With my background as a painter I tend to use paper or blank metal sheets as a starting point for my jewellery. These foldable materials urge for my attention and I love their possibilities. Paper especially has the expressive qualities that I'm looking for and is both light and flexible. I find there is something meditative in cutting and folding hundreds and hundreds of paper pieces, which I then use as building blocks in the construction of my jewellery. Paper makes it possible for me to connect a huge amount of items to each other without making the piece heavy and non-portable. No other material has offered me that same potential. 

I grew up on the west coast of Sweden so I have always felt a strong connection to the ocean. Many of my sources of inspiration comes from there. I love delicate but rough surfaces like seaside barnacles or rock lichens, which are both very fragile and strong.

In Yearn (2013) I worked with my somewhat ambiguous relationship to the ocean. It feels like part of me, yet I am scared of the world hidden under the surface. Even so, whenever I am distanced from the ocean I get a sense that something is missing or stolen from me. These pieces of jewellery tells the story of this yearning. 

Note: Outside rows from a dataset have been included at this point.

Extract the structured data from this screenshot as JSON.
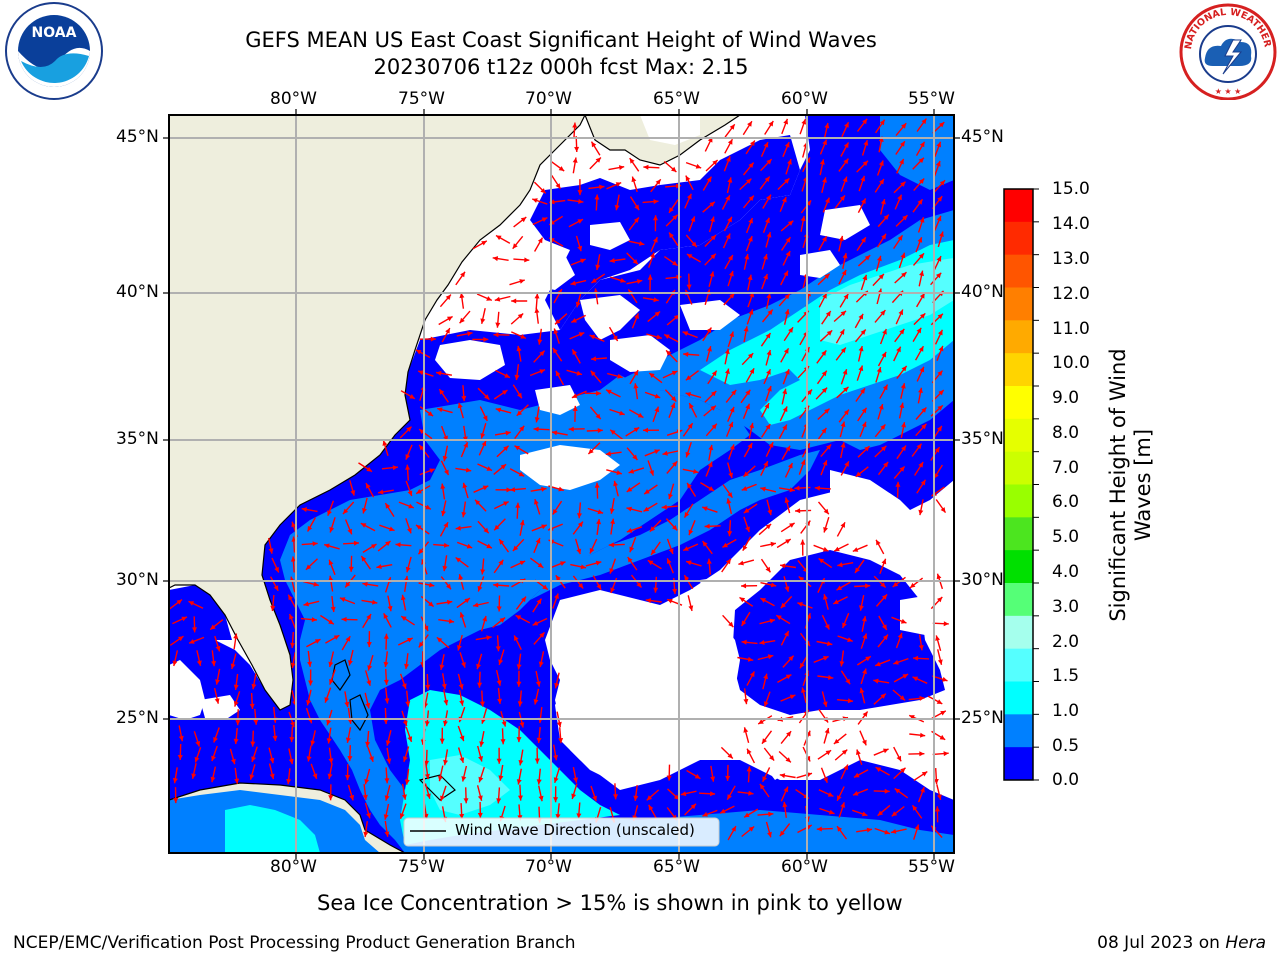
{
  "title": {
    "line1": "GEFS MEAN US East Coast Significant Height of Wind Waves",
    "line2": "20230706 t12z 000h fcst   Max: 2.15"
  },
  "map": {
    "lon_ticks": [
      "80°W",
      "75°W",
      "70°W",
      "65°W",
      "60°W",
      "55°W"
    ],
    "lat_ticks": [
      "45°N",
      "40°N",
      "35°N",
      "30°N",
      "25°N"
    ],
    "legend_label": "Wind Wave Direction (unscaled)",
    "land_color": "#eeeedd",
    "arrow_color": "#ff0000"
  },
  "colorbar": {
    "label_line1": "Significant Height of Wind",
    "label_line2": "Waves [m]",
    "ticks": [
      "15.0",
      "14.0",
      "13.0",
      "12.0",
      "11.0",
      "10.0",
      "9.0",
      "8.0",
      "7.0",
      "6.0",
      "5.0",
      "4.0",
      "3.0",
      "2.0",
      "1.5",
      "1.0",
      "0.5",
      "0.0"
    ],
    "colors_top_to_bottom": [
      "#ff0000",
      "#ff2a00",
      "#ff5500",
      "#ff7f00",
      "#ffaa00",
      "#ffd400",
      "#ffff00",
      "#e5ff00",
      "#ccff00",
      "#99ff00",
      "#4ce51f",
      "#00e000",
      "#55ff77",
      "#a5ffed",
      "#55ffff",
      "#00ffff",
      "#0080ff",
      "#0000ff"
    ]
  },
  "note": "Sea Ice Concentration > 15% is shown in pink to yellow",
  "footer": {
    "left": "NCEP/EMC/Verification Post Processing Product Generation Branch",
    "date": "08 Jul 2023 on ",
    "host": "Hera"
  },
  "logos": {
    "noaa_text": "NOAA",
    "nws_text": "NATIONAL WEATHER SERVICE"
  }
}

Vanitas (2014) is inspired by Dutch still life paintings from the eighteenth century with decaying flowers and dark undertones. I created a floral painting made out of brooches in shape of flowers, bright colored on front but with blackened backsides and small houseflies, to represent transience. When you then use the jewellery to decorate yourself you will tear down the painting in the case of your vanity. 

The human body’s ability to both amaze and dismay captivates me so the idea of people wearing my pieces as an extension of themselves is very intriguing. My jewellery becomes a manmade growth to dress the body. These ornaments – with their fragile sharpness – needs you to adapt to what you are wearing, and by that enhance the importance of attendance in the present.